I lived in the San Francisco Bay Area while Kamala Harris was California’s attorney general. Bay Area residents admired Harris. She had a likable and easy-going personality.

I attended several of Harris’s events, including the Harvey Milk Forever Stamp unveiling at City Hall. True to her style, Harris was all giggles at the event.

I freelanced book reviews and articles for area newspapers in California, including the Bay Area Reporter. According to its masthead, the BAR has served the Bay Area LGBT community since 1971. My interaction with the paper’s staff convinced me it was a solid supporter of Harris.

In 2013, BAR gave me a choice assignment to interview Harris about her selection as grand marshal in that year’s San Francisco LGBTQIA+ Pride parade down Market Street. The interview was part profile. I emailed Harris to her staff in the attorney general’s office in Sacramento.

“Empowerment is having the courage and the ability to pursue what is rightfully yours and refusing to stop until you get it,” Harris said. I used her quote.

Though Harris’s quote was intended for the LGBTQIA+ community, it has broad application. After a damaging identity theft incident, I took Harris’s words to heart.

In 2014, I was contacted by a Los Angeles area attorney. He had information about a 2011 government data breach involving my Personal Identifying Information. I had one year of ID theft protection from the government contractor who had allowed my data to be illegally accessed. The attorney said he could protect me from further financial loss.  I stupidly allowed him to charge a $4,500 retainer to my credit card.

When the attorney called back for more and more money, I realized it was a fraud. I lost thousands of dollars that I had planned to use to create a foundation in honor of my daughter, who died at 17 of a heart ailment.

I filed a complaint against the attorney with the California Bar Association. I got no help. It rejected my complaint. As the Los Angeles Times reported in 2022: “The State Bar of California has failed to effectively discipline corrupt attorneys, allowing lawyers to repeatedly violate professional standards and harm members of the public.” The article was based on an audit of the California Bar.

I appealed the bar’s dismissal of my complaint to Harris in Sacramento. Her office advised me to file my complaint with, guess who, the California Bar Association. It seemed that Harris’s staff never read my letter.

Since the attorney telephoned, my complaint involved wire fraud, a federal offense. I wrote to the Department of Justice in Washington. In a March 2016 letter, a Justice Consumer Protection Division official referred me to Attorney General Harris.

At this point, I contacted my credit card company. It had unnecessarily delayed their fraud investigation into the attorney’s $4,500 charge to my credit card. A 2016 letter informed me it had recovered $4,500 from the law firm during its fraud investigation. It also reversed interest charges on the fraudulent 2014 charge. While this was a success, I was still out thousands of dollars.

I sent the credit card company’s fraud investigation and recovery letter to the California Bar Association. I argued that the Los Angeles-area law firm admitted to credit card fraud when it refunded the money to my credit card account.
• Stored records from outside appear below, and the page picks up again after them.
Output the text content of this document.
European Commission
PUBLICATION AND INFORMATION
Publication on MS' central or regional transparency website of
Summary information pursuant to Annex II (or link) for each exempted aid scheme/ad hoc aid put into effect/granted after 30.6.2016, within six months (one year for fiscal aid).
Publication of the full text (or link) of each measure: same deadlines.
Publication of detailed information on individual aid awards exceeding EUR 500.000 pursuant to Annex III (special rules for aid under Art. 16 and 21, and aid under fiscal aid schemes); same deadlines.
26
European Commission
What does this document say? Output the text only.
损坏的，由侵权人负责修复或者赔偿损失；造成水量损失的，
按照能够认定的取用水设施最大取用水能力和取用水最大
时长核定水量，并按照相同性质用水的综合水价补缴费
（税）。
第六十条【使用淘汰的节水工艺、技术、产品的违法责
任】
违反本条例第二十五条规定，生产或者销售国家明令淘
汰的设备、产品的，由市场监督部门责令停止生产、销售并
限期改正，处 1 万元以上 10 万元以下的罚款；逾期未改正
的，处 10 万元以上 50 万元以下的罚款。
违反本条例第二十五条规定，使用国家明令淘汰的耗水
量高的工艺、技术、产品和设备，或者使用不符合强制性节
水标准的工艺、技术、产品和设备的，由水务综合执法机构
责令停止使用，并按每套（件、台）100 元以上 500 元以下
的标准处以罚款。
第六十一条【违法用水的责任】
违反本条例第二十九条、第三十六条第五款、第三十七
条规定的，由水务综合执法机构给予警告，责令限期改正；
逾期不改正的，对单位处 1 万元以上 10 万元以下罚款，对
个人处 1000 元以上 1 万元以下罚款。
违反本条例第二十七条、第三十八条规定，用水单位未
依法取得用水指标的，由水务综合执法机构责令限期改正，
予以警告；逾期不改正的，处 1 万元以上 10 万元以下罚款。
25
I thought this admission of fraud would force the bar to help me recover other funds lost to the lawyer. I was wrong. Again, the bar took no action.

I recalled Harris’s quote about having “the courage and the ability to pursue what is rightfully yours and refusing to stop until you get it.” The money belonged to my late daughter. I wanted to honor her. I wanted the money returned.

Again, I contacted Harris’s office in Sacramento and sent her the credit card company’s fraud recovery letter. I felt that a fraud admission by the attorney would force Harris’s office to help me recover the rest of my money. I was wrong. Again, her office referred me back to the California Bar Association.

Harris has a reputation for speaking circular and nonsensical “word salads.” Based on my experience with Harris and her Sacramento staff, I understand the pain of her bureaucratic nonsensical circularity of thought and speech.

In her world, fraud complaints circulate without real action. Her laughs and giggles fail to convince me that she cares for people. She failed to help my family.

As a father working to honor his late daughter, I want to know why Kamala Harris abandoned my family. Vice President Harris, my family deserves an answer. We are waiting.